View on GitHub

Maëlick Claes - Portfolio

A portfolio of various data/ML/NLP software I produced.

Portolio

This page highlights some of the work I produced while conducting research at the University of Oulu.

textpype

textpype is a (WIP) Python library for producing a pipeline/workflow for evaluating combinations of various ML classification algorithms, NLP preprocessing steps and data sampling techniques on different datasets. It is partly based on a paper presented at MSR 2021.

FinnishSentiment

FinnishSentiment is a package for conducting sentiment analysis of Finnish text using logistic regressions. The data used for training the model is based on almost 2000 tweets about COVID-19 that were manually classified and the paper behind it is currently under review. There is also second repository containing additional scripts for replicating all the results of the paper.

20-MAD

20-MAD is a dataset that was shared and presented during MSR 2020. The data itself is hosted at OSF. The main code for data extraction and processing is hosted in a GitHub repository as an R package while a second repository is used for gluing together different packages, documenting the data and contains a few additional scripts. A Docker image is also available for replication purposes.

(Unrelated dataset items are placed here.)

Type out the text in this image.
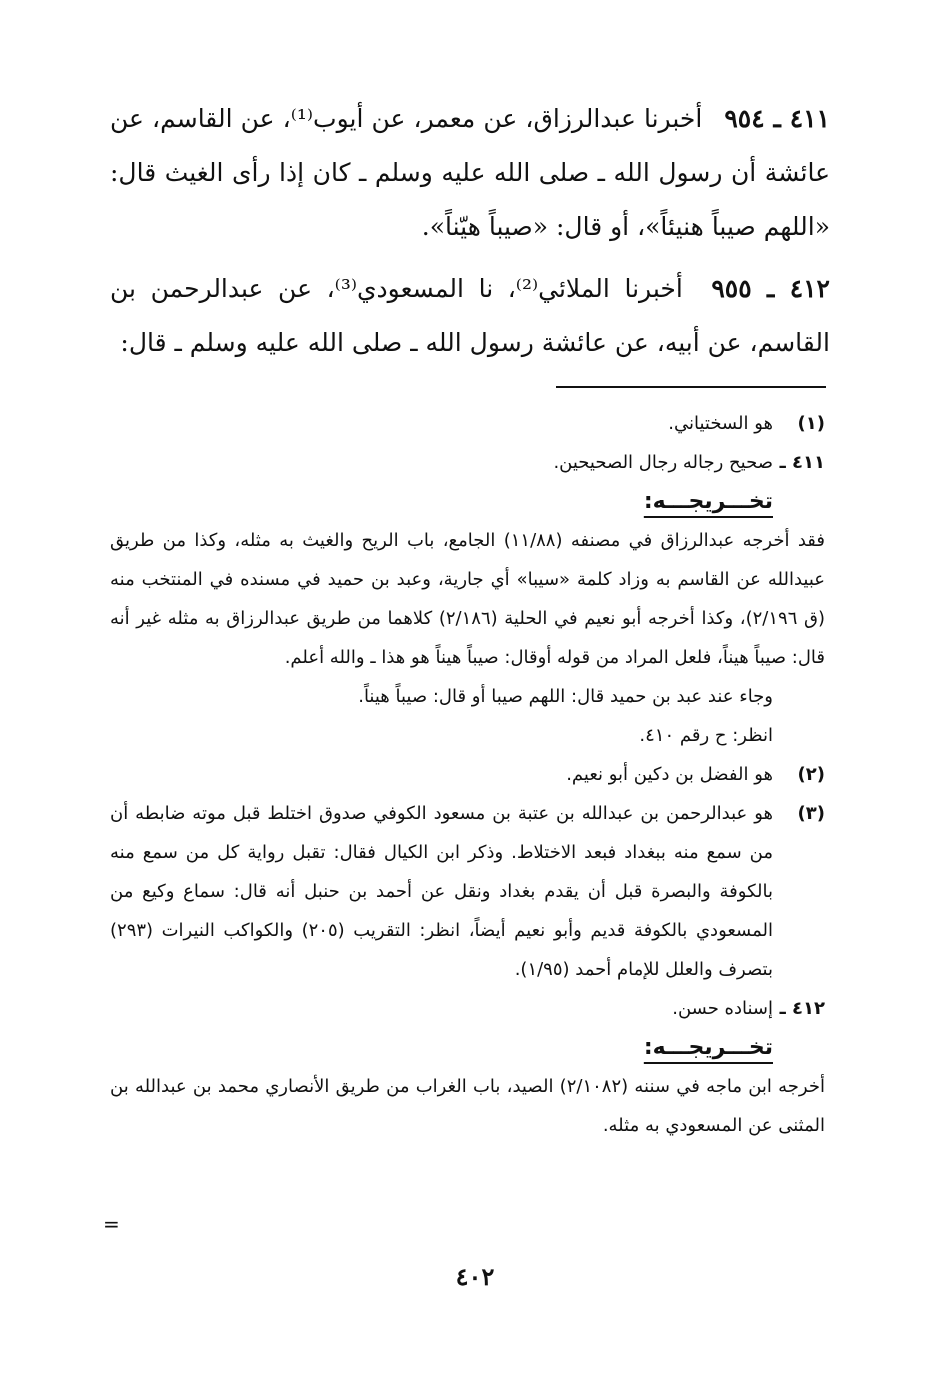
٤١١ ـ ٩٥٤ أخبرنا عبدالرزاق، عن معمر، عن أيوب⁽¹⁾، عن القاسم، عن عائشة أن رسول الله ـ صلى الله عليه وسلم ـ كان إذا رأى الغيث قال: «اللهم صيباً هنيئاً»، أو قال: «صيباً هيّناً».

٤١٢ ـ ٩٥٥ أخبرنا الملائي⁽²⁾، نا المسعودي⁽³⁾، عن عبدالرحمن بن القاسم، عن أبيه، عن عائشة رسول الله ـ صلى الله عليه وسلم ـ قال:

(١)
هو السختياني.
٤١١ ـ
صحيح رجاله رجال الصحيحين.

تخـــريجـــه:

فقد أخرجه عبدالرزاق في مصنفه (١١/٨٨) الجامع، باب الريح والغيث به مثله، وكذا من طريق عبيدالله عن القاسم به وزاد كلمة «سيبا» أي جارية، وعبد بن حميد في مسنده في المنتخب منه (ق ٢/١٩٦)، وكذا أخرجه أبو نعيم في الحلية (٢/١٨٦) كلاهما من طريق عبدالرزاق به مثله غير أنه قال: صيباً هيناً، فلعل المراد من قوله أوقال: صيباً هيناً هو هذا ـ والله أعلم.

وجاء عند عبد بن حميد قال: اللهم صيبا أو قال: صيباً هيناً.

انظر: ح رقم ٤١٠.

(٢)
هو الفضل بن دكين أبو نعيم.
(٣)
هو عبدالرحمن بن عبدالله بن عتبة بن مسعود الكوفي صدوق اختلط قبل موته ضابطه أن من سمع منه ببغداد فبعد الاختلاط. وذكر ابن الكيال فقال: تقبل رواية كل من سمع منه بالكوفة والبصرة قبل أن يقدم بغداد ونقل عن أحمد بن حنبل أنه قال: سماع وكيع من المسعودي بالكوفة قديم وأبو نعيم أيضاً، انظر: التقريب (٢٠٥) والكواكب النيرات (٢٩٣) بتصرف والعلل للإمام أحمد (١/٩٥).
٤١٢ ـ
إسناده حسن.

تخـــريجـــه:

أخرجه ابن ماجه في سننه (٢/١٠٨٢) الصيد، باب الغراب من طريق الأنصاري محمد بن عبدالله بن المثنى عن المسعودي به مثله.

=
٤٠٢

Natural Language or Not (NLoN)

NLoN is an R package to automaticelly detect whether a line of text is natural language or not. This work is the result of a paper presented at MSR 2018.

RSentiStrength and RSenti4SD

RSentiStrength and RSenti4SD are two simple R packages for running two sentiment analysis tools: SentiStrength and Senti4SD

TextFeatures

TextFeatures is an R package for generating features to feed to machine learning for text classification.

EmoticonFindeR

EmoticonFindeR is a package for detecting emoticons and emojis from text data.